---
title: Azure AD Identity Protection risky user
description: Datadog, the leading service for cloud-scale monitoring.
breadcrumbs: Docs > Datadog Security > OOTB Rules > Azure AD Identity Protection risky user
---

# Azure AD Identity Protection risky user
Classification:attackTactic:[TA0001-initial-access](https://attack.mitre.org/tactics/TA0001)Technique:[T1078-valid-accounts](https://attack.mitre.org/techniques/T1078) 
## Goal{% #goal %}

Detect when Azure Identity Protection categorizes an Azure Active Directory user as risky.

## Strategy{% #strategy %}

Monitor Azure Active Directory Identity Protection and generate a signal when Azure identifies the user as risky.
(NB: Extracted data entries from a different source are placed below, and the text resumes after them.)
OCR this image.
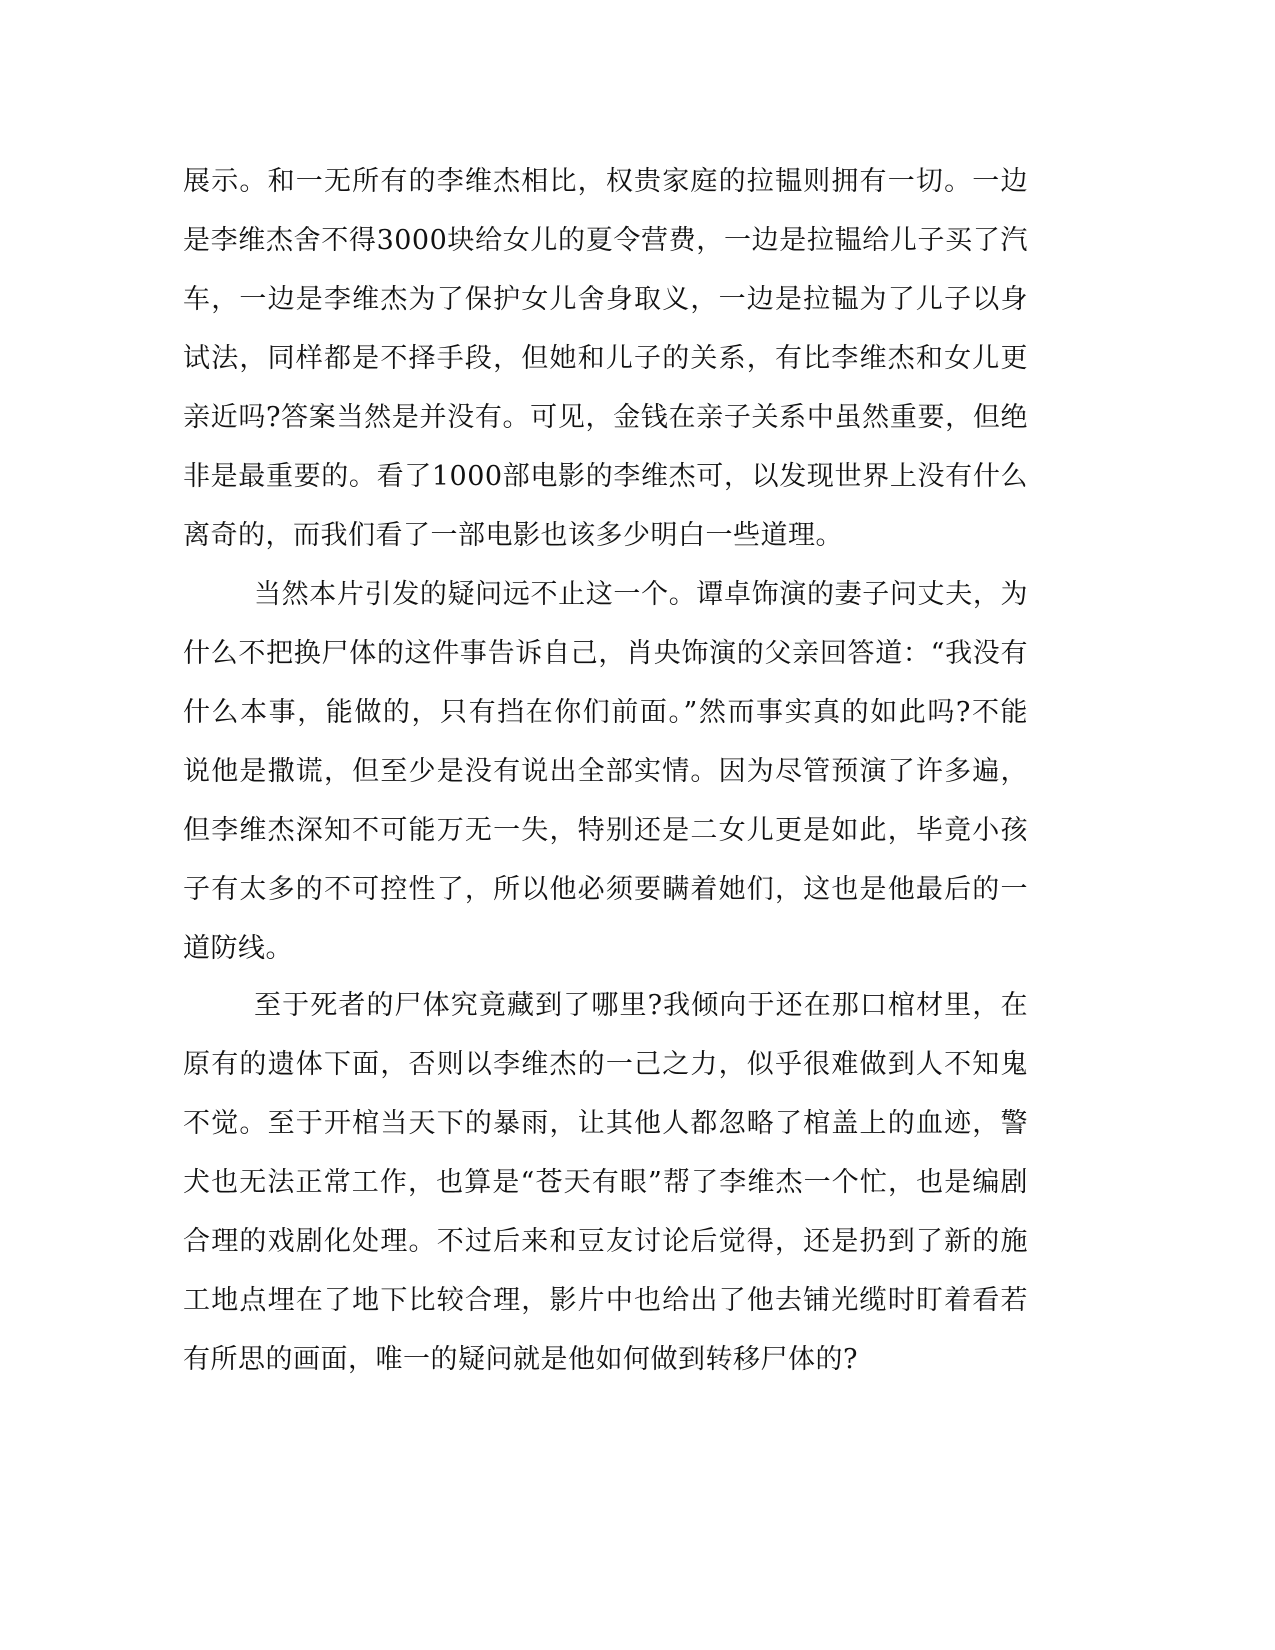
展示。和一无所有的李维杰相比，权贵家庭的拉韫则拥有一切。一边
是李维杰舍不得3000块给女儿的夏令营费，一边是拉韫给儿子买了汽
车，一边是李维杰为了保护女儿舍身取义，一边是拉韫为了儿子以身
试法，同样都是不择手段，但她和儿子的关系，有比李维杰和女儿更
亲近吗?答案当然是并没有。可见，金钱在亲子关系中虽然重要，但绝
非是最重要的。看了1000部电影的李维杰可，以发现世界上没有什么
离奇的，而我们看了一部电影也该多少明白一些道理。
当然本片引发的疑问远不止这一个。谭卓饰演的妻子问丈夫，为
什么不把换尸体的这件事告诉自己，肖央饰演的父亲回答道：“我没有
什么本事，能做的，只有挡在你们前面。”然而事实真的如此吗?不能
说他是撒谎，但至少是没有说出全部实情。因为尽管预演了许多遍，
但李维杰深知不可能万无一失，特别还是二女儿更是如此，毕竟小孩
子有太多的不可控性了，所以他必须要瞒着她们，这也是他最后的一
道防线。
至于死者的尸体究竟藏到了哪里?我倾向于还在那口棺材里，在
原有的遗体下面，否则以李维杰的一己之力，似乎很难做到人不知鬼
不觉。至于开棺当天下的暴雨，让其他人都忽略了棺盖上的血迹，警
犬也无法正常工作，也算是“苍天有眼”帮了李维杰一个忙，也是编剧
合理的戏剧化处理。不过后来和豆友讨论后觉得，还是扔到了新的施
工地点埋在了地下比较合理，影片中也给出了他去铺光缆时盯着看若
有所思的画面，唯一的疑问就是他如何做到转移尸体的?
## Triage and response{% #triage-and-response %}

1. Check for other signals and logs generated by the impacted user `{{@usr.id}}`, and look for deviations in the following properties:
   - Application
   - Device
   - Geolocation
   - IP address
   - User agent
1. Reach out to the user `{{@usr.id}}` to confirm if they recognize the activity.
1. If the activity is not legitimate, block the user from signing in and begin your Incident Response process.
1. If the activity is legitimate, dismiss the user risk in the Azure portal.